Malgré la consécration solennelle du principe de souveraineté des États, les instruments juridiques de l’Union africaine et de la Cédéao empêchent tout gouvernement, ou groupe dissident, au sein d’un État, d’utiliser la souveraineté comme un mur protecteur, pour commettre des crimes internationaux (crimes de guerre, génocide et crimes contre l’humanité), créer un conflit interne, ou mettre la paix et la sécurité régionales en danger. Ce sont là des limites qui ne doivent être en aucun cas franchies par la souveraineté. C’est seulement lorsqu’un changement anticonstitutionnel ou une rupture de la démocratie dans un État,  génèrent des situations qui franchissent ces limites, que l’Union africaine et la Cédéao retrouvent la plénitude de leurs compétences pour intervenir militairement dans un État souverain pour mettre fin à ces situations. On voit bien que le droit d’intervention militaire de l’Union africaine et de la Cédéao en cas de changement anti constitutionnel ou de rupture de la démocratie dans un de leurs États membres, est vraiment tiré par les cheveux. Il ne s’agit pas d’un droit automatique selon les textes. Il ne s’obtient pas par le seul fait qu’un tel changement a eu lieu dans un État. Le changement doit avoir généré certaines situations précises qui franchissent effectivement les limites de la souveraineté étatique, pour que l’intervention armée ne soit pas aux antipodes des textes de l’Union africaine et de la Cédéao.

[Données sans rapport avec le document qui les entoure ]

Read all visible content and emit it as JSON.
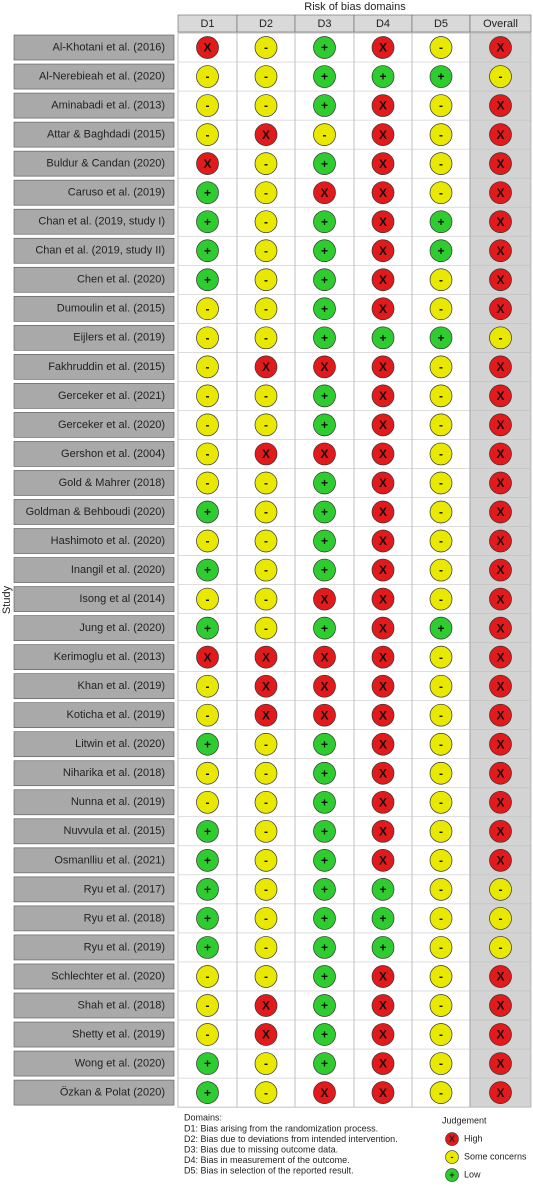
{
  "title": "Risk of bias domains",
  "y_label": "Study",
  "columns": [
    "D1",
    "D2",
    "D3",
    "D4",
    "D5",
    "Overall"
  ],
  "rows": [
    {
      "study": "Al-Khotani et al. (2016)",
      "judgments": [
        "X",
        "-",
        "+",
        "X",
        "-",
        "X"
      ]
    },
    {
      "study": "Al-Nerebieah et al. (2020)",
      "judgments": [
        "-",
        "-",
        "+",
        "+",
        "+",
        "-"
      ]
    },
    {
      "study": "Aminabadi et al. (2013)",
      "judgments": [
        "-",
        "-",
        "+",
        "X",
        "-",
        "X"
      ]
    },
    {
      "study": "Attar & Baghdadi (2015)",
      "judgments": [
        "-",
        "X",
        "-",
        "X",
        "-",
        "X"
      ]
    },
    {
      "study": "Buldur & Candan (2020)",
      "judgments": [
        "X",
        "-",
        "+",
        "X",
        "-",
        "X"
      ]
    },
    {
      "study": "Caruso et al. (2019)",
      "judgments": [
        "+",
        "-",
        "X",
        "X",
        "-",
        "X"
      ]
    },
    {
      "study": "Chan et al. (2019, study I)",
      "judgments": [
        "+",
        "-",
        "+",
        "X",
        "+",
        "X"
      ]
    },
    {
      "study": "Chan et al. (2019, study II)",
      "judgments": [
        "+",
        "-",
        "+",
        "X",
        "+",
        "X"
      ]
    },
    {
      "study": "Chen et al. (2020)",
      "judgments": [
        "+",
        "-",
        "+",
        "X",
        "-",
        "X"
      ]
    },
    {
      "study": "Dumoulin et al. (2015)",
      "judgments": [
        "-",
        "-",
        "+",
        "X",
        "-",
        "X"
      ]
    },
    {
      "study": "Eijlers et al. (2019)",
      "judgments": [
        "-",
        "-",
        "+",
        "+",
        "+",
        "-"
      ]
    },
    {
      "study": "Fakhruddin et al. (2015)",
      "judgments": [
        "-",
        "X",
        "X",
        "X",
        "-",
        "X"
      ]
    },
    {
      "study": "Gerceker et al. (2021)",
      "judgments": [
        "-",
        "-",
        "+",
        "X",
        "-",
        "X"
      ]
    },
    {
      "study": "Gerceker et al. (2020)",
      "judgments": [
        "-",
        "-",
        "+",
        "X",
        "-",
        "X"
      ]
    },
    {
      "study": "Gershon et al. (2004)",
      "judgments": [
        "-",
        "X",
        "X",
        "X",
        "-",
        "X"
      ]
    },
    {
      "study": "Gold & Mahrer (2018)",
      "judgments": [
        "-",
        "-",
        "+",
        "X",
        "-",
        "X"
      ]
    },
    {
      "study": "Goldman & Behboudi (2020)",
      "judgments": [
        "+",
        "-",
        "+",
        "X",
        "-",
        "X"
      ]
    },
    {
      "study": "Hashimoto et al. (2020)",
      "judgments": [
        "-",
        "-",
        "+",
        "X",
        "-",
        "X"
      ]
    },
    {
      "study": "Inangil et al. (2020)",
      "judgments": [
        "+",
        "-",
        "+",
        "X",
        "-",
        "X"
      ]
    },
    {
      "study": "Isong et al (2014)",
      "judgments": [
        "-",
        "-",
        "X",
        "X",
        "-",
        "X"
      ]
    },
    {
      "study": "Jung et al. (2020)",
      "judgments": [
        "+",
        "-",
        "+",
        "X",
        "+",
        "X"
      ]
    },
    {
      "study": "Kerimoglu et al. (2013)",
      "judgments": [
        "X",
        "X",
        "X",
        "X",
        "-",
        "X"
      ]
    },
    {
      "study": "Khan et al. (2019)",
      "judgments": [
        "-",
        "X",
        "X",
        "X",
        "-",
        "X"
      ]
    },
    {
      "study": "Koticha et al. (2019)",
      "judgments": [
        "-",
        "X",
        "X",
        "X",
        "-",
        "X"
      ]
    },
    {
      "study": "Litwin et al. (2020)",
      "judgments": [
        "+",
        "-",
        "+",
        "X",
        "-",
        "X"
      ]
    },
    {
      "study": "Niharika et al. (2018)",
      "judgments": [
        "-",
        "-",
        "+",
        "X",
        "-",
        "X"
      ]
    },
    {
      "study": "Nunna et al. (2019)",
      "judgments": [
        "-",
        "-",
        "+",
        "X",
        "-",
        "X"
      ]
    },
    {
      "study": "Nuvvula et al. (2015)",
      "judgments": [
        "+",
        "-",
        "+",
        "X",
        "-",
        "X"
      ]
    },
    {
      "study": "Osmanlliu et al. (2021)",
      "judgments": [
        "+",
        "-",
        "+",
        "X",
        "-",
        "X"
      ]
    },
    {
      "study": "Ryu et al. (2017)",
      "judgments": [
        "+",
        "-",
        "+",
        "+",
        "-",
        "-"
      ]
    },
    {
      "study": "Ryu et al. (2018)",
      "judgments": [
        "+",
        "-",
        "+",
        "+",
        "-",
        "-"
      ]
    },
    {
      "study": "Ryu et al. (2019)",
      "judgments": [
        "+",
        "-",
        "+",
        "+",
        "-",
        "-"
      ]
    },
    {
      "study": "Schlechter et al. (2020)",
      "judgments": [
        "-",
        "-",
        "+",
        "X",
        "-",
        "X"
      ]
    },
    {
      "study": "Shah et al. (2018)",
      "judgments": [
        "-",
        "X",
        "+",
        "X",
        "-",
        "X"
      ]
    },
    {
      "study": "Shetty et al. (2019)",
      "judgments": [
        "-",
        "X",
        "+",
        "X",
        "-",
        "X"
      ]
    },
    {
      "study": "Wong et al. (2020)",
      "judgments": [
        "+",
        "-",
        "+",
        "X",
        "-",
        "X"
      ]
    },
    {
      "study": "Özkan & Polat (2020)",
      "judgments": [
        "+",
        "-",
        "X",
        "X",
        "-",
        "X"
      ]
    }
  ],
  "domains": {
    "heading": "Domains:",
    "lines": [
      "D1: Bias arising from the randomization process.",
      "D2: Bias due to deviations from intended intervention.",
      "D3: Bias due to missing outcome data.",
      "D4: Bias in measurement of the outcome.",
      "D5: Bias in selection of the reported result."
    ]
  },
  "legend": {
    "heading": "Judgement",
    "items": [
      {
        "symbol": "X",
        "label": "High",
        "color": "#e31a1c"
      },
      {
        "symbol": "-",
        "label": "Some concerns",
        "color": "#e8e800"
      },
      {
        "symbol": "+",
        "label": "Low",
        "color": "#2ecc2e"
      }
    ]
  }
}
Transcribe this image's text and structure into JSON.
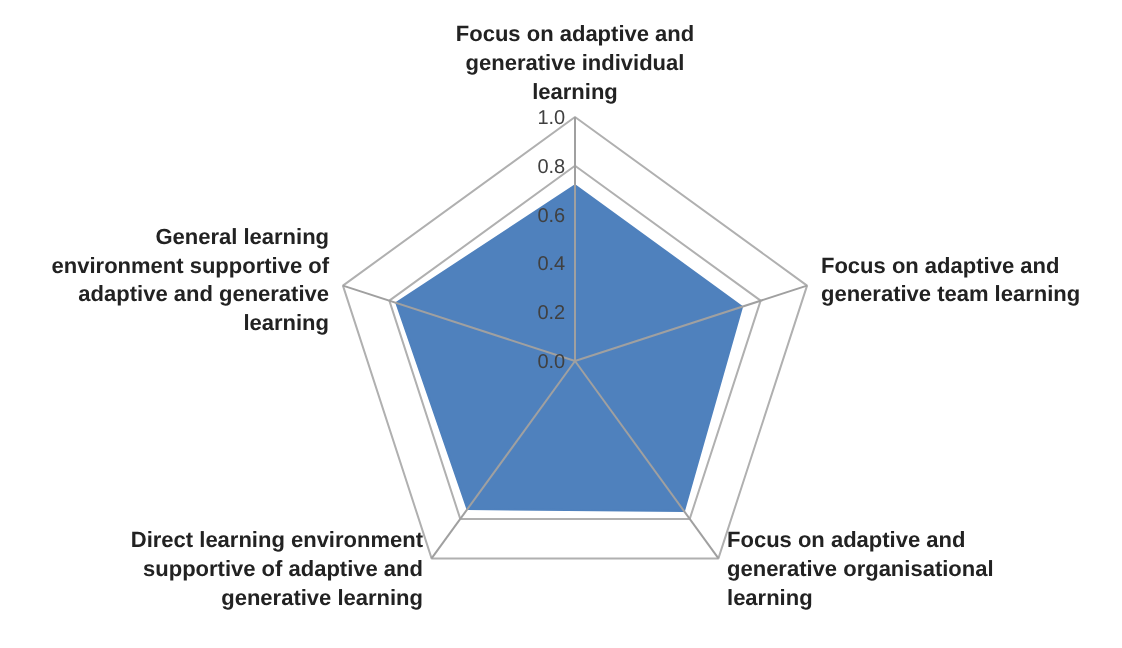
{
  "chart_data": {
    "type": "radar",
    "categories": [
      "Focus on adaptive and generative individual learning",
      "Focus on adaptive and generative team learning",
      "Focus on adaptive and generative organisational learning",
      "Direct learning environment supportive of adaptive and generative learning",
      "General learning environment supportive of adaptive and generative learning"
    ],
    "series": [
      {
        "color": "#4f81bd",
        "values": [
          0.72,
          0.72,
          0.76,
          0.75,
          0.77
        ]
      }
    ],
    "ylim": [
      0,
      1.0
    ],
    "yticks": [
      {
        "value": 0,
        "label": "0.0"
      },
      0.2,
      0.4,
      0.6,
      0.8,
      {
        "value": 1,
        "label": "1.0"
      }
    ],
    "grid": true
  }
}
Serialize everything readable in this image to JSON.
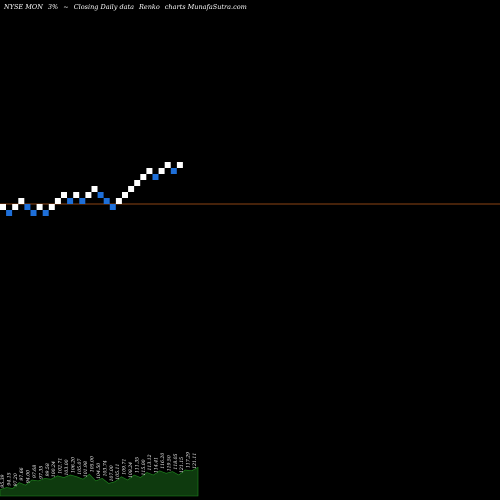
{
  "header": {
    "symbol": "NYSE MON",
    "change": "3%",
    "arrow": "~",
    "description": "Closing Daily data",
    "chart_kind": "Renko",
    "site": "charts MunafaSutra.com"
  },
  "colors": {
    "background": "#000000",
    "up_brick": "#ffffff",
    "down_brick": "#1e6fd9",
    "last_price_line": "#8b4513",
    "volume_fill": "#0e3a0e",
    "volume_edge": "#1f8a1f"
  },
  "chart_data": {
    "type": "renko",
    "title": "NYSE MON 3% ~ Closing Daily data Renko charts MunafaSutra.com",
    "bricks": [
      {
        "dir": "up",
        "level": 0
      },
      {
        "dir": "down",
        "level": -1
      },
      {
        "dir": "up",
        "level": 0
      },
      {
        "dir": "up",
        "level": 1
      },
      {
        "dir": "down",
        "level": 0
      },
      {
        "dir": "down",
        "level": -1
      },
      {
        "dir": "up",
        "level": 0
      },
      {
        "dir": "down",
        "level": -1
      },
      {
        "dir": "up",
        "level": 0
      },
      {
        "dir": "up",
        "level": 1
      },
      {
        "dir": "up",
        "level": 2
      },
      {
        "dir": "down",
        "level": 1
      },
      {
        "dir": "up",
        "level": 2
      },
      {
        "dir": "down",
        "level": 1
      },
      {
        "dir": "up",
        "level": 2
      },
      {
        "dir": "up",
        "level": 3
      },
      {
        "dir": "down",
        "level": 2
      },
      {
        "dir": "down",
        "level": 1
      },
      {
        "dir": "down",
        "level": 0
      },
      {
        "dir": "up",
        "level": 1
      },
      {
        "dir": "up",
        "level": 2
      },
      {
        "dir": "up",
        "level": 3
      },
      {
        "dir": "up",
        "level": 4
      },
      {
        "dir": "up",
        "level": 5
      },
      {
        "dir": "up",
        "level": 6
      },
      {
        "dir": "down",
        "level": 5
      },
      {
        "dir": "up",
        "level": 6
      },
      {
        "dir": "up",
        "level": 7
      },
      {
        "dir": "down",
        "level": 6
      },
      {
        "dir": "up",
        "level": 7
      }
    ],
    "last_price_level": 0.5,
    "volume_labels": [
      "95.39",
      "94.15",
      "97.20",
      "97.66",
      "94.00",
      "97.68",
      "97.35",
      "99.58",
      "100.24",
      "102.71",
      "103.00",
      "106.20",
      "105.07",
      "101.98",
      "105.00",
      "104.50",
      "103.74",
      "107.00",
      "105.11",
      "109.71",
      "108.24",
      "111.35",
      "115.00",
      "113.12",
      "114.41",
      "116.20",
      "119.50",
      "118.05",
      "121.15",
      "117.29",
      "121.11"
    ],
    "volume_levels": [
      0.15,
      0.2,
      0.18,
      0.32,
      0.26,
      0.38,
      0.36,
      0.42,
      0.4,
      0.48,
      0.44,
      0.5,
      0.46,
      0.4,
      0.52,
      0.36,
      0.42,
      0.3,
      0.34,
      0.46,
      0.38,
      0.5,
      0.44,
      0.56,
      0.5,
      0.6,
      0.54,
      0.58,
      0.5,
      0.62,
      0.6,
      0.68
    ]
  }
}
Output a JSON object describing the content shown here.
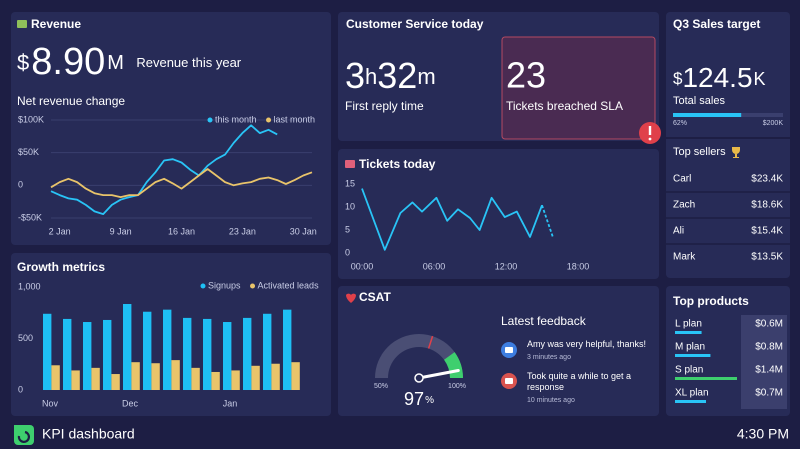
{
  "revenue": {
    "title": "Revenue",
    "big_value": {
      "prefix": "$",
      "number": "8.90",
      "suffix": "M"
    },
    "caption": "Revenue this year"
  },
  "customer_service": {
    "title": "Customer Service today",
    "first_reply": {
      "hours": "3",
      "hours_unit": "h",
      "minutes": "32",
      "minutes_unit": "m",
      "label": "First reply time"
    },
    "sla": {
      "value": 23,
      "label": "Tickets breached SLA"
    }
  },
  "csat_feedback": {
    "title": "Latest feedback",
    "items": [
      {
        "text": "Amy was very helpful, thanks!",
        "time": "3 minutes ago",
        "sentiment": "positive"
      },
      {
        "text": "Took quite a while to get a response",
        "time": "10 minutes ago",
        "sentiment": "negative"
      }
    ]
  },
  "q3_sales": {
    "title": "Q3 Sales target",
    "total": {
      "prefix": "$",
      "number": "124.5",
      "suffix": "K"
    },
    "label": "Total sales",
    "progress": {
      "value": 62,
      "label": "62%"
    },
    "target_label": "$200K",
    "sellers_title": "Top sellers",
    "sellers": [
      [
        "Carl",
        "$23.4K"
      ],
      [
        "Zach",
        "$18.6K"
      ],
      [
        "Ali",
        "$15.4K"
      ],
      [
        "Mark",
        "$13.5K"
      ]
    ]
  },
  "footer": {
    "title": "KPI dashboard",
    "time": "4:30 PM"
  },
  "chart_data": [
    {
      "type": "line",
      "title": "Net revenue change",
      "categories": [
        null,
        "2 Jan",
        null,
        null,
        null,
        null,
        null,
        null,
        "9 Jan",
        null,
        null,
        null,
        null,
        null,
        null,
        "16 Jan",
        null,
        null,
        null,
        null,
        null,
        null,
        "23 Jan",
        null,
        null,
        null,
        null,
        null,
        null,
        "30 Jan",
        null
      ],
      "series": [
        {
          "name": "this month",
          "color": "#29c4f6",
          "values": [
            -9000,
            -15000,
            -20000,
            -22000,
            -30000,
            -40000,
            -44000,
            -30000,
            -22000,
            -18000,
            -15000,
            5000,
            20000,
            38000,
            40000,
            35000,
            24000,
            15000,
            30000,
            40000,
            47000,
            65000,
            80000,
            92000,
            80000,
            85000,
            78000,
            null,
            null,
            null,
            null
          ]
        },
        {
          "name": "last month",
          "color": "#e9c46a",
          "values": [
            -3000,
            5000,
            10000,
            5000,
            -5000,
            -12000,
            -15000,
            -15000,
            -18000,
            -15000,
            -15000,
            -5000,
            5000,
            10000,
            3000,
            -5000,
            5000,
            15000,
            25000,
            15000,
            5000,
            0,
            3000,
            5000,
            10000,
            12000,
            8000,
            2000,
            8000,
            15000,
            20000
          ]
        }
      ],
      "ylim": [
        -60000,
        110000
      ],
      "yticks": [
        {
          "value": 100000,
          "label": "$100K"
        },
        {
          "value": 50000,
          "label": "$50K"
        },
        0,
        {
          "value": -50000,
          "label": "-$50K"
        }
      ],
      "grid": true,
      "legend": "top-right"
    },
    {
      "type": "bar",
      "title": "Growth metrics",
      "categories": [
        "Nov",
        null,
        null,
        null,
        "Dec",
        null,
        null,
        null,
        null,
        "Jan",
        null,
        null,
        null
      ],
      "series": [
        {
          "name": "Signups",
          "color": "#1ec0f5",
          "values": [
            740,
            690,
            660,
            680,
            835,
            760,
            780,
            700,
            690,
            660,
            700,
            740,
            780
          ]
        },
        {
          "name": "Activated leads",
          "color": "#e9c46a",
          "values": [
            240,
            190,
            215,
            155,
            270,
            260,
            290,
            215,
            175,
            190,
            235,
            255,
            270
          ]
        }
      ],
      "ylim": [
        0,
        1000
      ],
      "yticks": [
        {
          "value": 1000,
          "label": "1,000"
        },
        500,
        0
      ],
      "grid": false,
      "legend": "top-right"
    },
    {
      "type": "line",
      "title": "Tickets today",
      "x": [
        0,
        1.9,
        3.2,
        4.2,
        5,
        6.2,
        7.1,
        8,
        9,
        9.8,
        10.8,
        11.9,
        12.9,
        14,
        15,
        15.9
      ],
      "values": [
        14,
        0.7,
        8.7,
        11,
        9,
        12,
        7,
        9.5,
        7.6,
        5,
        12,
        7.8,
        9,
        3.5,
        10.4,
        3.5
      ],
      "color": "#29c4f6",
      "dashed_last_segment": true,
      "xlim": [
        0,
        24
      ],
      "xticks": [
        {
          "value": 0,
          "label": "00:00"
        },
        {
          "value": 6,
          "label": "06:00"
        },
        {
          "value": 12,
          "label": "12:00"
        },
        {
          "value": 18,
          "label": "18:00"
        }
      ],
      "ylim": [
        0,
        15
      ],
      "yticks": [
        15,
        10,
        5,
        0
      ],
      "grid": false
    },
    {
      "type": "gauge",
      "title": "CSAT",
      "value": 97,
      "unit": "%",
      "target": 80,
      "good_from": 90,
      "ylim": [
        50,
        100
      ],
      "yticks": [
        {
          "value": 50,
          "label": "50%"
        },
        {
          "value": 100,
          "label": "100%"
        }
      ]
    },
    {
      "type": "hbar",
      "title": "Top products",
      "categories": [
        "L plan",
        "M plan",
        "S plan",
        "XL plan"
      ],
      "values": [
        0.6,
        0.8,
        1.4,
        0.7
      ],
      "value_labels": [
        "$0.6M",
        "$0.8M",
        "$1.4M",
        "$0.7M"
      ],
      "colors": [
        "#29c4f6",
        "#29c4f6",
        "#3ecf6e",
        "#29c4f6"
      ]
    }
  ]
}
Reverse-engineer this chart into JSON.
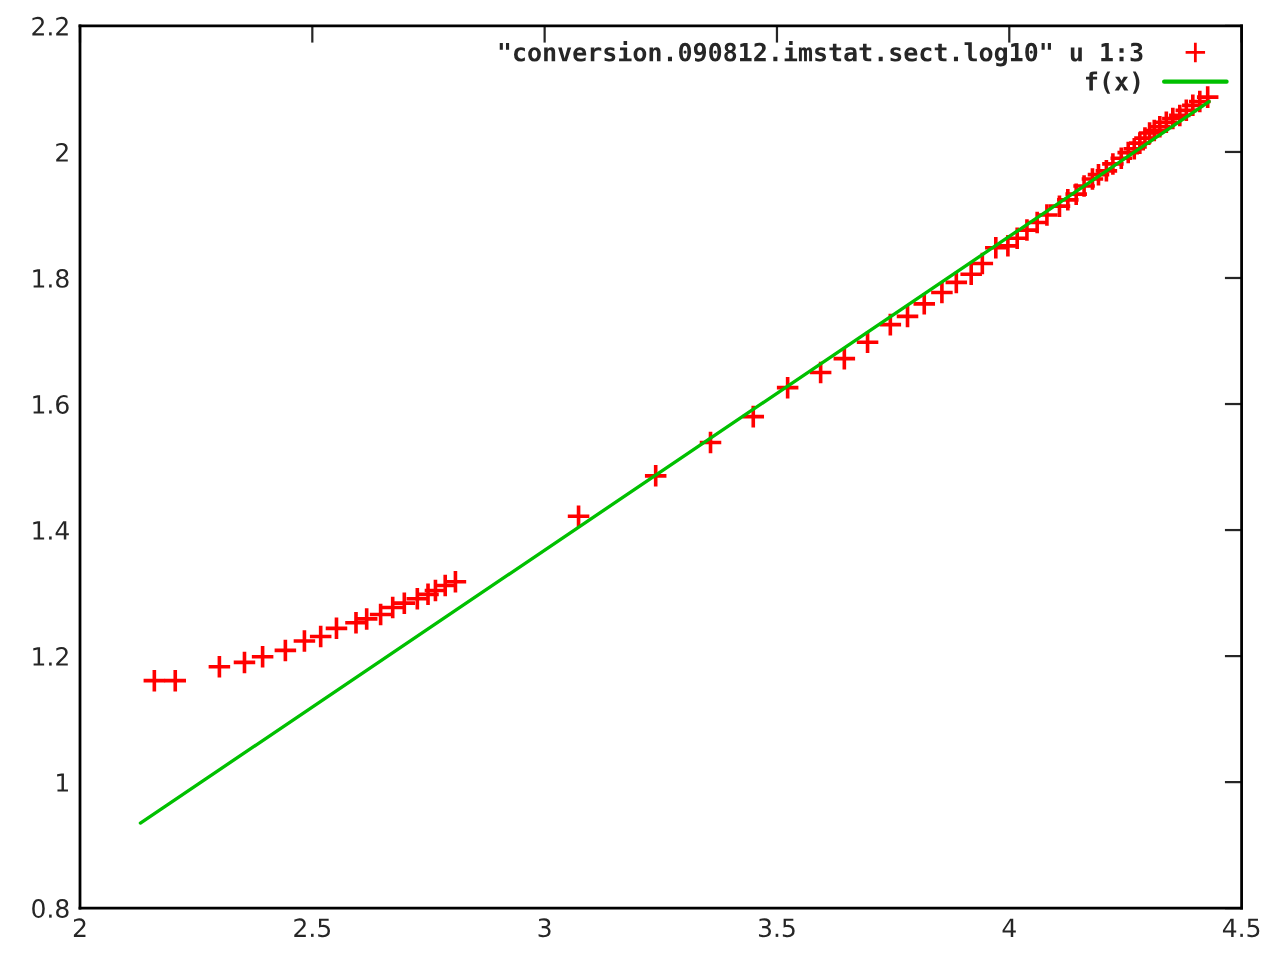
{
  "chart_data": {
    "type": "scatter",
    "xlim": [
      2,
      4.5
    ],
    "ylim": [
      0.8,
      2.2
    ],
    "xticks": [
      2,
      2.5,
      3,
      3.5,
      4,
      4.5
    ],
    "yticks": [
      0.8,
      1,
      1.2,
      1.4,
      1.6,
      1.8,
      2,
      2.2
    ],
    "grid": false,
    "legend": "top right",
    "series": [
      {
        "name": "\"conversion.090812.imstat.sect.log10\" u 1:3",
        "marker": "cross",
        "color": "#ff0000",
        "x": [
          2.16,
          2.205,
          2.3,
          2.354,
          2.393,
          2.442,
          2.483,
          2.518,
          2.552,
          2.594,
          2.617,
          2.647,
          2.673,
          2.698,
          2.726,
          2.749,
          2.765,
          2.786,
          2.808,
          3.073,
          3.239,
          3.357,
          3.449,
          3.523,
          3.594,
          3.645,
          3.695,
          3.744,
          3.781,
          3.817,
          3.855,
          3.886,
          3.918,
          3.942,
          3.971,
          3.997,
          4.017,
          4.038,
          4.06,
          4.081,
          4.108,
          4.126,
          4.144,
          4.161,
          4.179,
          4.192,
          4.209,
          4.223,
          4.241,
          4.256,
          4.269,
          4.281,
          4.292,
          4.302,
          4.312,
          4.324,
          4.338,
          4.352,
          4.367,
          4.381,
          4.395,
          4.41,
          4.427
        ],
        "values": [
          1.161,
          1.161,
          1.183,
          1.19,
          1.199,
          1.209,
          1.224,
          1.231,
          1.244,
          1.253,
          1.259,
          1.266,
          1.277,
          1.284,
          1.291,
          1.298,
          1.304,
          1.312,
          1.318,
          1.422,
          1.486,
          1.539,
          1.58,
          1.626,
          1.65,
          1.672,
          1.698,
          1.726,
          1.739,
          1.759,
          1.777,
          1.793,
          1.806,
          1.823,
          1.848,
          1.851,
          1.863,
          1.876,
          1.888,
          1.9,
          1.914,
          1.924,
          1.933,
          1.946,
          1.957,
          1.964,
          1.97,
          1.981,
          1.99,
          1.999,
          2.005,
          2.014,
          2.022,
          2.03,
          2.034,
          2.04,
          2.047,
          2.053,
          2.058,
          2.066,
          2.074,
          2.08,
          2.087
        ]
      },
      {
        "name": "f(x)",
        "type": "line",
        "marker": "none",
        "line_style": "solid",
        "color": "#00c000",
        "x": [
          2.13,
          4.43
        ],
        "values": [
          0.935,
          2.08
        ]
      }
    ]
  }
}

L’indispensable autorisation du Conseil de sécurité pour l’usage de la force armée contre un Etat souverain 

À supposer que la Cédéao et l’Union africaine décident du bien-fondé d’une opération militaire dans un État membre, et décident de la mettre en œuvre. Cette mise en œuvre n’est possible qu’après une autorisation du Conseil de Sécurité des Nations Unies, qui a en charge la « sécurité collective » depuis 1945, date de sa création. Conformément à l’article 24 de la Charte, le Conseil de sécurité a la responsabilité principale du maintien de la paix et de la sécurité internationales. Mais compte tenu de l’immensité de cette tâche, la Charte en délègue une partie aux organisations régionales, à condition que l’activité de celles-ci, en vertu de l’article 52 de la Charte, « soient compatibles avec les buts et les principes des Nations Unies ». Toutefois, précise l’article 53 de la Charte, « aucune action coercitive ne sera entreprise en vertu d’accords régionaux ou par des organismes régionaux sans l’autorisation du Conseil de sécurité ».
En regardant de plus près les instruments juridiques qui régissent l’Union africaine et la Cédéao, on se rend compte, que même si ces deux organisations définissent un cadre de collaboration avec l’ONU dans le domaine du maintien de la paix et de la sécurité internationales, elles ne se conforment pas strictement aux dispositions de l’article 53 de la Charte des Nations Unies, qui imposent à toute organisation régionale, l’obligation d’obtenir l’autorisation du Conseil de sécurité avant de déclencher une opération militaire. Ainsi, l’article 52 du Protocole relatif au Mécanisme de prévention, de gestion, de règlement des conflits, de maintien de la paix et de la sécurité de la Cédéao, se contente tout simplement d’informer l’ONU sans demander son autorisation. En ce qui concerne le Protocole relatif au Conseil de paix et de la sécurité de l’Union africaine, il se contente lui aussi dans son article 17, de coopérer et de travailler en étroite collaboration avec l’ONU d’une part, et d’autre part, de demander, si nécessaire, l’appui de celle-ci sur le plan financier, logistique et militaire.
Dans les deux cas, l’obligation d’obtenir l’autorisation du Conseil de sécurité avant d’engager une action militaire n’apparait nulle part dans les textes constitutifs des deux organisations africaines. On est alors en droit de se demander, si cette omission n’est pas volontairement faite par ces deux organisations pour éviter le veto d’un État membre du Conseil de sécurité dans le cadre d’une opération militaire dans la région. De toutes les façons, cette omission ne prive nullement l’article 53 de la Charte des Nations Unies de son effet, à savoir, l’exigence d’avoir en bonne et due forme, une autorisation du Conseil de sécurité, avant toute intervention armée dans un État où a eu lieu un changement anticonstitutionnel, ou une rupture de la démocratie.